Meta's Acquisition: Meta has acquired Moltbook, a social network specifically designed for AI agents, which has been highly anticipated in the tech community.
Founders Joining Meta: The founders of Moltbook, Matt Schlicht and Ben Parr, will be joining Meta's Superintelligence Labs (MSL) as part of the acquisition.
Leadership: The acquisition and integration of Moltbook into Meta's operations will be led by former Scale AI CEO, Alexandr Wang.
Focus on AI Development: This move reflects Meta's ongoing commitment to advancing AI technologies and enhancing its capabilities in the field.

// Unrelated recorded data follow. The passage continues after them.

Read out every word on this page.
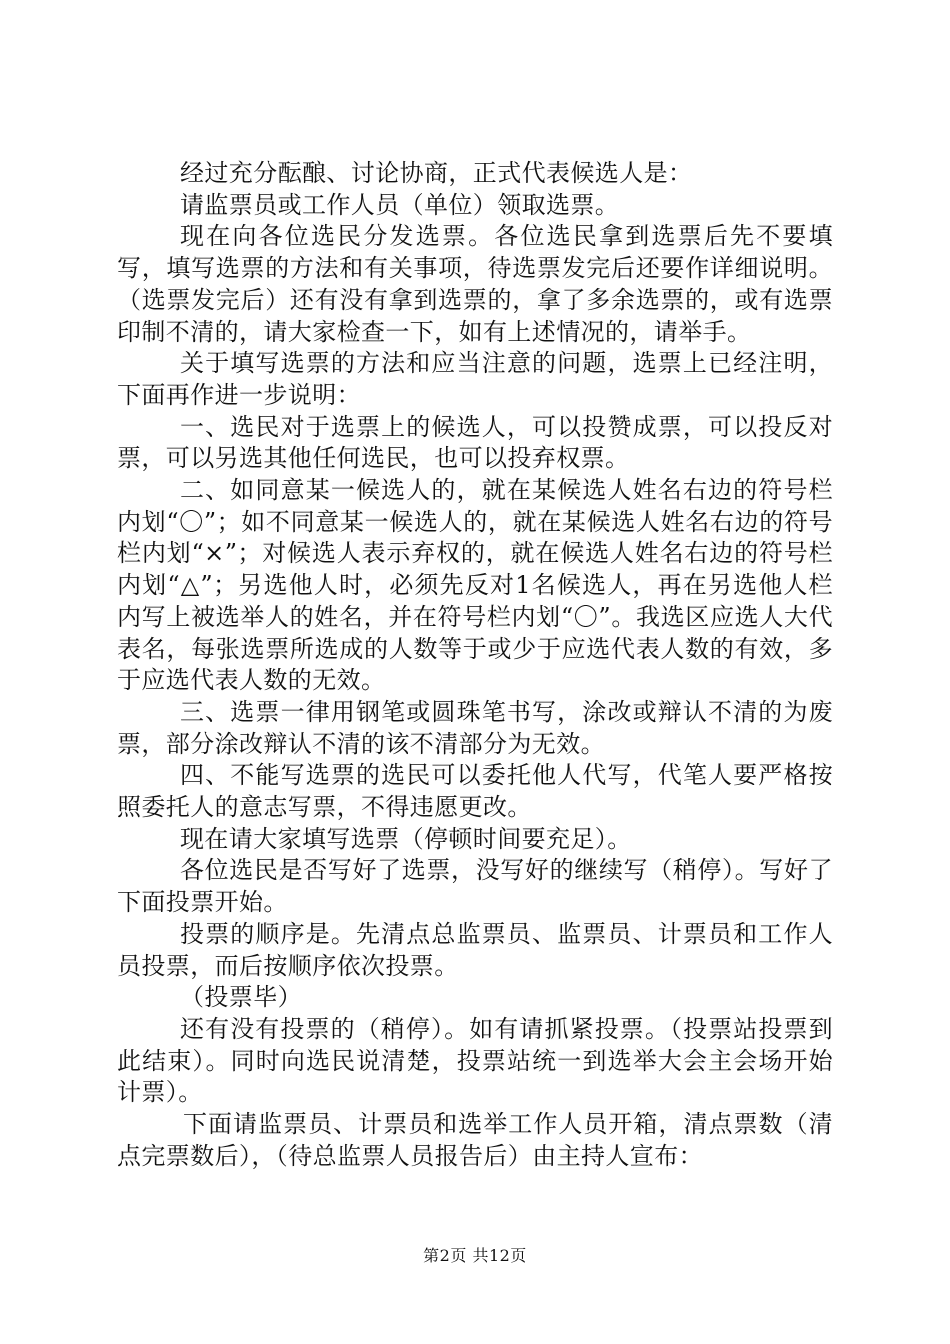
经过充分酝酿、讨论协商，正式代表候选人是：

请监票员或工作人员（单位）领取选票。

现在向各位选民分发选票。各位选民拿到选票后先不要填写，填写选票的方法和有关事项，待选票发完后还要作详细说明。（选票发完后）还有没有拿到选票的，拿了多余选票的，或有选票印制不清的，请大家检查一下，如有上述情况的，请举手。

关于填写选票的方法和应当注意的问题，选票上已经注明，下面再作进一步说明：

一、选民对于选票上的候选人，可以投赞成票，可以投反对票，可以另选其他任何选民，也可以投弃权票。

二、如同意某一候选人的，就在某候选人姓名右边的符号栏内划“〇”；如不同意某一候选人的，就在某候选人姓名右边的符号栏内划“×”；对候选人表示弃权的，就在候选人姓名右边的符号栏内划“△”；另选他人时，必须先反对1名候选人，再在另选他人栏内写上被选举人的姓名，并在符号栏内划“〇”。我选区应选人大代表名，每张选票所选成的人数等于或少于应选代表人数的有效，多于应选代表人数的无效。

三、选票一律用钢笔或圆珠笔书写，涂改或辩认不清的为废票，部分涂改辩认不清的该不清部分为无效。

四、不能写选票的选民可以委托他人代写，代笔人要严格按照委托人的意志写票，不得违愿更改。

现在请大家填写选票（停顿时间要充足）。

各位选民是否写好了选票，没写好的继续写（稍停）。写好了下面投票开始。

投票的顺序是。先清点总监票员、监票员、计票员和工作人员投票，而后按顺序依次投票。

（投票毕）

还有没有投票的（稍停）。如有请抓紧投票。（投票站投票到此结束）。同时向选民说清楚，投票站统一到选举大会主会场开始计票）。

下面请监票员、计票员和选举工作人员开箱，清点票数（清点完票数后），（待总监票人员报告后）由主持人宣布：

第2页 共12页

- Surge in Capital Expenditures: Meta forecasts capital expenditures between $115 billion and $135 billion for 2026, nearly doubling from $72.2 billion in 2025, indicating a significant commitment to infrastructure despite potential pressure on free cash flow.

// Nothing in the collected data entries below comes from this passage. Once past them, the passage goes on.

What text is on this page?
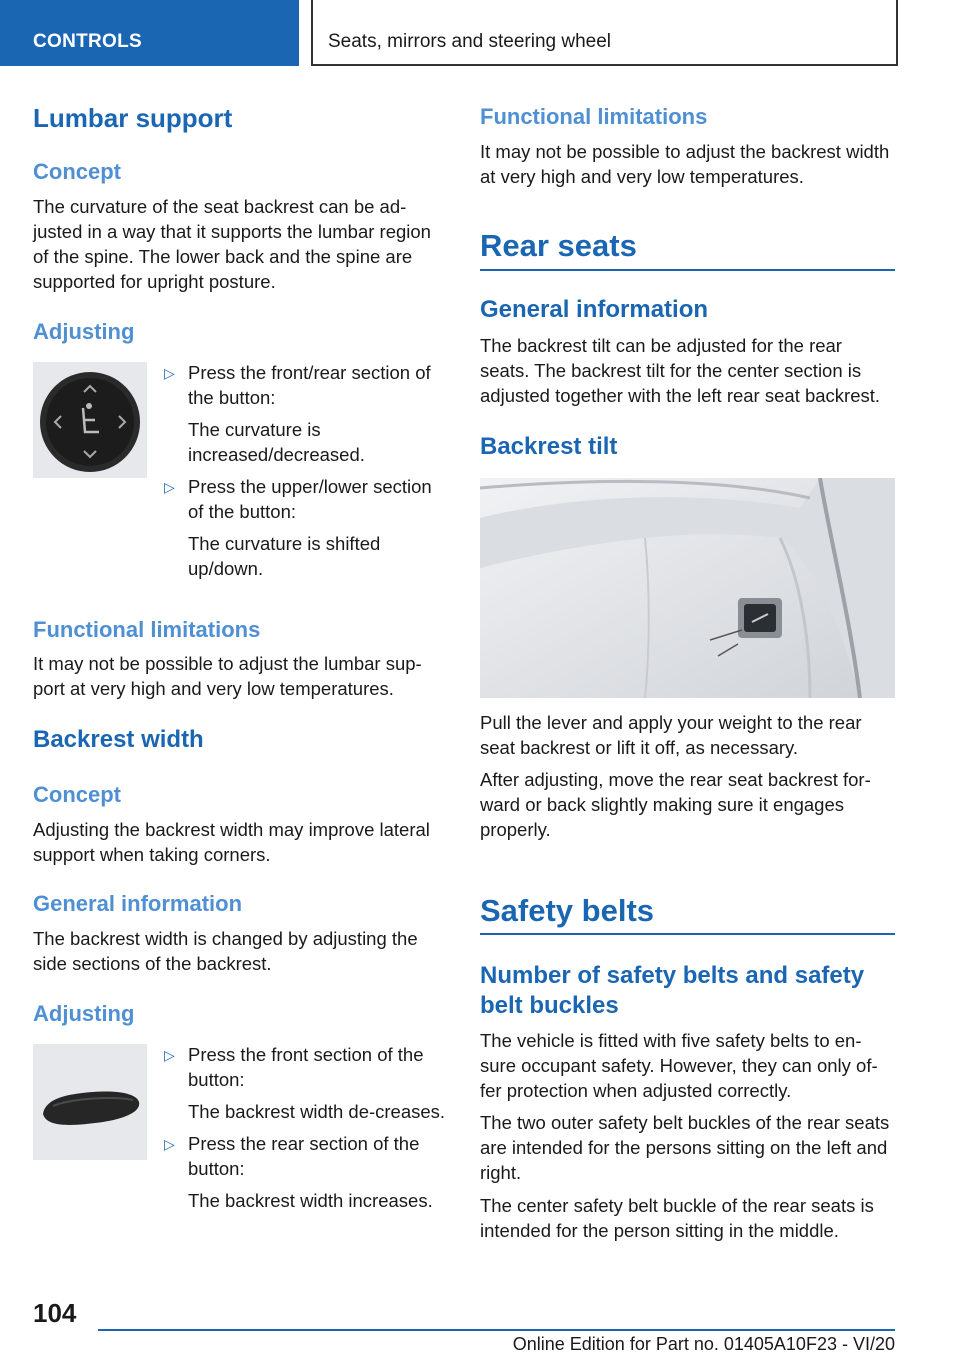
CONTROLS	Seats, mirrors and steering wheel
Lumbar support
Concept

The curvature of the seat backrest can be ad-justed in a way that it supports the lumbar region of the spine. The lower back and the spine are supported for upright posture.

Adjusting
▷ Press the front/rear section of the button:
The curvature is increased/decreased.
▷ Press the upper/lower section of the button:
The curvature is shifted up/down.
Functional limitations

It may not be possible to adjust the lumbar sup-port at very high and very low temperatures.

Backrest width
Concept

Adjusting the backrest width may improve lateral support when taking corners.

General information

The backrest width is changed by adjusting the side sections of the backrest.

Adjusting
▷ Press the front section of the button:
The backrest width de-creases.
▷ Press the rear section of the button:
The backrest width increases.
Functional limitations

It may not be possible to adjust the backrest width at very high and very low temperatures.

Rear seats
General information

The backrest tilt can be adjusted for the rear seats. The backrest tilt for the center section is adjusted together with the left rear seat backrest.

Backrest tilt

Pull the lever and apply your weight to the rear seat backrest or lift it off, as necessary.

After adjusting, move the rear seat backrest for-ward or back slightly making sure it engages properly.

Safety belts
Number of safety belts and safety belt buckles

The vehicle is fitted with five safety belts to en-sure occupant safety. However, they can only of-fer protection when adjusted correctly.

The two outer safety belt buckles of the rear seats are intended for the persons sitting on the left and right.

The center safety belt buckle of the rear seats is intended for the person sitting in the middle.

104
Online Edition for Part no. 01405A10F23 - VI/20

- Strong Financial Performance: Despite the substantial increase in capital spending, Meta generated $115.8 billion in operating cash flow and $60.5 billion in net income in 2025, demonstrating the company's ability to support its expansion plans while maintaining a robust financial foundation.
- Advertising Revenue Growth: Meta reported a 24% year-over-year revenue growth in Q4, driven by an 18% increase in ad impressions and a 6% rise in average ad prices, providing strong support for its future capital expenditures.
- AI Investment Outlook: Zuckerberg indicated that 2026 will be a pivotal year for AI acceleration, and while the market remains cautious about capital expenditures, Meta's strategic investments could yield substantial returns for shareholders in the long run.
- Surge in Capital Expenditures: Meta's management forecasts capital expenditures to reach between $115 billion and $135 billion in 2026, nearly doubling from $72.2 billion in 2025, indicating that such massive infrastructure investments may pressure free cash flow and impact stock performance.
- Strong Operating Cash Flow: Despite the high spending, Meta generated $115.8 billion in operating cash flow and $60.5 billion in net income in 2025, demonstrating the robust profitability of its core platforms like Facebook and Instagram, which can support future investments.
- Revenue Growth Momentum: Meta reported a 24% year-over-year revenue growth in Q4, driven by an 18% increase in ad impressions and a 6% rise in average ad prices, providing strong financial backing for its 2026 spending plans, with Q1 revenue expected to grow by about 30%.
- AI Investment Outlook: Zuckerberg stated that 2026 will be a pivotal year for AI acceleration, and while the market may be skeptical about high expenditures, his confidence in capital allocation could attract long-term investors, especially given the company's historically strong performance.